Страница:
308 из 423
Что касается до «молниеносной любви», наподобие Тристана и Изольды, вспыхнувшей между двадцатилетним мальчиком, полуобразованным и уже алкоголиком, и пожилой уже женщиной, которая была «по площади» больше его раза в три, то я совершенно уверен, что это была любовь однобокая – только с ее стороны. Есенин же пошел на всю эту авантюру из озорства или спьяну, как он делал почти все свои поступки в жизни. Его известный стих:
Подошла и прищуренным глазом
Хулигана свела с ума есть не более как опыт поэтического самооправдания и, может быть, в меньшей степени – опыт запоздалого комплимента. Их «совместная» жизнь была некрасива, тяжка и груба.
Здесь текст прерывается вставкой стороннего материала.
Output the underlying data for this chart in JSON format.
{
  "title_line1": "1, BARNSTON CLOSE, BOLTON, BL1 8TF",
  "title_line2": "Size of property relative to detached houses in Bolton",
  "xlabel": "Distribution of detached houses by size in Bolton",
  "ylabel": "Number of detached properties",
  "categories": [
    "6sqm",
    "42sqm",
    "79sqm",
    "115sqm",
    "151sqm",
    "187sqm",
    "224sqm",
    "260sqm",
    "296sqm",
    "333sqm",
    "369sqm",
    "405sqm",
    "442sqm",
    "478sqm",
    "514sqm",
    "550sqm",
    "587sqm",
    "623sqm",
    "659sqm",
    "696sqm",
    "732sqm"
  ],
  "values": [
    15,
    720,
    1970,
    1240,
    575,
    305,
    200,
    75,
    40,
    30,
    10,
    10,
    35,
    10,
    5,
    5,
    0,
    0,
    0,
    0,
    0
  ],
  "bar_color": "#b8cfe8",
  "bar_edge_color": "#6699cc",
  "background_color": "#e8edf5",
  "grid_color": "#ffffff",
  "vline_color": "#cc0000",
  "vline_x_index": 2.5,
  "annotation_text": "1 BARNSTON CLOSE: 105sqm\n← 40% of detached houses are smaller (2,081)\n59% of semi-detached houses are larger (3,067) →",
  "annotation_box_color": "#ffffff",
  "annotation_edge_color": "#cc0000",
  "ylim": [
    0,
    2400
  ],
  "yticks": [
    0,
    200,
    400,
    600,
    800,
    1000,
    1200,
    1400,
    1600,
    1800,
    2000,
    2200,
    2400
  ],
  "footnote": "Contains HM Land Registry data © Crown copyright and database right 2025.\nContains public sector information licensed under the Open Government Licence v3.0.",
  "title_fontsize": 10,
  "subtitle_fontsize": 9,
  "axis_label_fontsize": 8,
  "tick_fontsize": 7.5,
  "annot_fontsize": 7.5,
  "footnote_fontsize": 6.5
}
Он ее бил: уже позднее, когда я увидал Айседору в Москве, она мне сказала на своем самобытном русском языке (она любила говорить по-русски и говорила очень плохо, но смело, как и все, что делала)… Она мне сказала: «Как он меня рюгаль, как колотиль!.. он меня называль старий кобыль!» Это было уже потом, на вечере у художника Якулова, уже перед ликвидацией ее «коммунистическо-хореографичес-кой» авантюры [128].
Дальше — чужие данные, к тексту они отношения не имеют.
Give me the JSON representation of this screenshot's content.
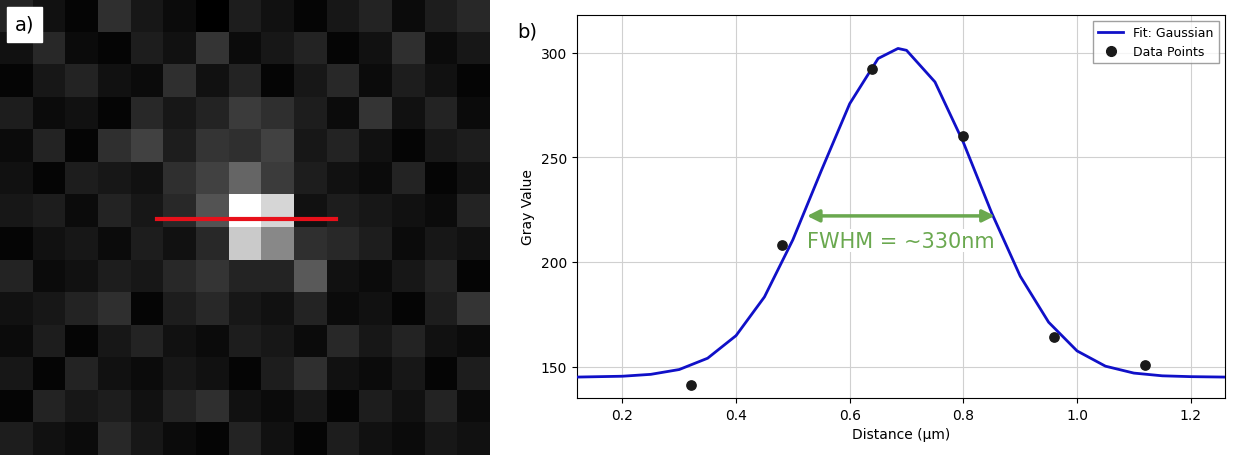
{
  "chart_data": [
    {
      "type": "heatmap",
      "panel_label": "a)",
      "cells": [
        [
          45,
          30,
          20,
          55,
          35,
          25,
          15,
          40,
          30,
          20,
          35,
          45,
          25,
          40,
          50
        ],
        [
          30,
          50,
          25,
          20,
          40,
          30,
          60,
          25,
          35,
          45,
          20,
          30,
          55,
          25,
          35
        ],
        [
          20,
          35,
          45,
          30,
          25,
          55,
          30,
          45,
          20,
          35,
          50,
          25,
          40,
          30,
          20
        ],
        [
          40,
          25,
          30,
          20,
          50,
          35,
          45,
          65,
          55,
          40,
          25,
          60,
          30,
          45,
          25
        ],
        [
          25,
          45,
          20,
          55,
          70,
          40,
          60,
          55,
          70,
          35,
          45,
          30,
          20,
          35,
          40
        ],
        [
          30,
          20,
          40,
          35,
          30,
          55,
          70,
          100,
          65,
          40,
          30,
          25,
          45,
          20,
          30
        ],
        [
          35,
          40,
          25,
          45,
          35,
          50,
          85,
          230,
          195,
          30,
          40,
          35,
          30,
          25,
          45
        ],
        [
          20,
          30,
          35,
          25,
          40,
          30,
          50,
          185,
          130,
          55,
          50,
          40,
          25,
          35,
          30
        ],
        [
          45,
          25,
          30,
          40,
          35,
          50,
          60,
          45,
          45,
          90,
          30,
          25,
          35,
          45,
          20
        ],
        [
          30,
          35,
          45,
          55,
          20,
          40,
          50,
          35,
          30,
          45,
          25,
          30,
          20,
          40,
          60
        ],
        [
          25,
          40,
          20,
          35,
          45,
          30,
          25,
          40,
          35,
          25,
          50,
          35,
          45,
          30,
          25
        ],
        [
          35,
          20,
          45,
          30,
          25,
          35,
          30,
          20,
          40,
          55,
          30,
          25,
          35,
          20,
          40
        ],
        [
          20,
          45,
          35,
          40,
          30,
          45,
          55,
          30,
          25,
          35,
          20,
          40,
          30,
          45,
          25
        ],
        [
          40,
          30,
          25,
          50,
          35,
          25,
          20,
          45,
          30,
          20,
          40,
          30,
          25,
          35,
          30
        ]
      ],
      "profile_line": {
        "x": [
          4.3,
          9.8
        ],
        "y": 6.25,
        "color": "#e8101a"
      },
      "tick_labels": false
    },
    {
      "type": "scatter",
      "panel_label": "b)",
      "x_label": "Distance (µm)",
      "y_label": "Gray Value",
      "series": [
        {
          "name": "Fit: Gaussian",
          "type": "line",
          "color": "#1010c8",
          "x": [
            0.12,
            0.2,
            0.25,
            0.3,
            0.35,
            0.4,
            0.45,
            0.5,
            0.55,
            0.6,
            0.65,
            0.685,
            0.7,
            0.75,
            0.8,
            0.85,
            0.9,
            0.95,
            1.0,
            1.05,
            1.1,
            1.15,
            1.2,
            1.26
          ],
          "values": [
            145.0,
            145.4,
            146.3,
            148.6,
            154.0,
            164.8,
            183.3,
            210.6,
            243.6,
            275.6,
            297.2,
            302.0,
            301.1,
            286.0,
            257.1,
            223.3,
            193.2,
            171.2,
            157.5,
            150.2,
            146.9,
            145.6,
            145.2,
            145.0
          ]
        },
        {
          "name": "Data Points",
          "type": "scatter",
          "color": "#1a1a1a",
          "marker": "o",
          "x": [
            0.32,
            0.48,
            0.64,
            0.8,
            0.96,
            1.12
          ],
          "values": [
            141,
            208,
            292,
            260,
            164,
            151
          ]
        }
      ],
      "annotations": [
        {
          "text": "FWHM = ~330nm",
          "x": [
            0.52,
            0.86
          ],
          "y": 222,
          "color": "#6aa84f"
        }
      ],
      "xlim": [
        0.12,
        1.26
      ],
      "ylim": [
        135,
        318
      ],
      "xticks": [
        0.2,
        0.4,
        0.6,
        0.8,
        1.0,
        1.2
      ],
      "yticks": [
        150,
        200,
        250,
        300
      ],
      "grid": true,
      "legend": "upper right"
    }
  ]
}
Есенин не только с ней грубо обращался – как-то утрированно-грубо, но он над ней издевался, учил ее неприличным русским словам, выдавая их за приличные, так что получались совершенно дикие положения. Во время этого второго (и последнего) моего с ней свидания я увидел, что этот запоздалый роман на нее произвел глубокое и очень тяжелое впечатление: это было уже началом ее окончательного увядания.
Но «хореографически» она увяла уже тогда, когда приехала в Россию и устроила в ней свою «школу». Я ее больше в этой школе не посещал – было неинтересно.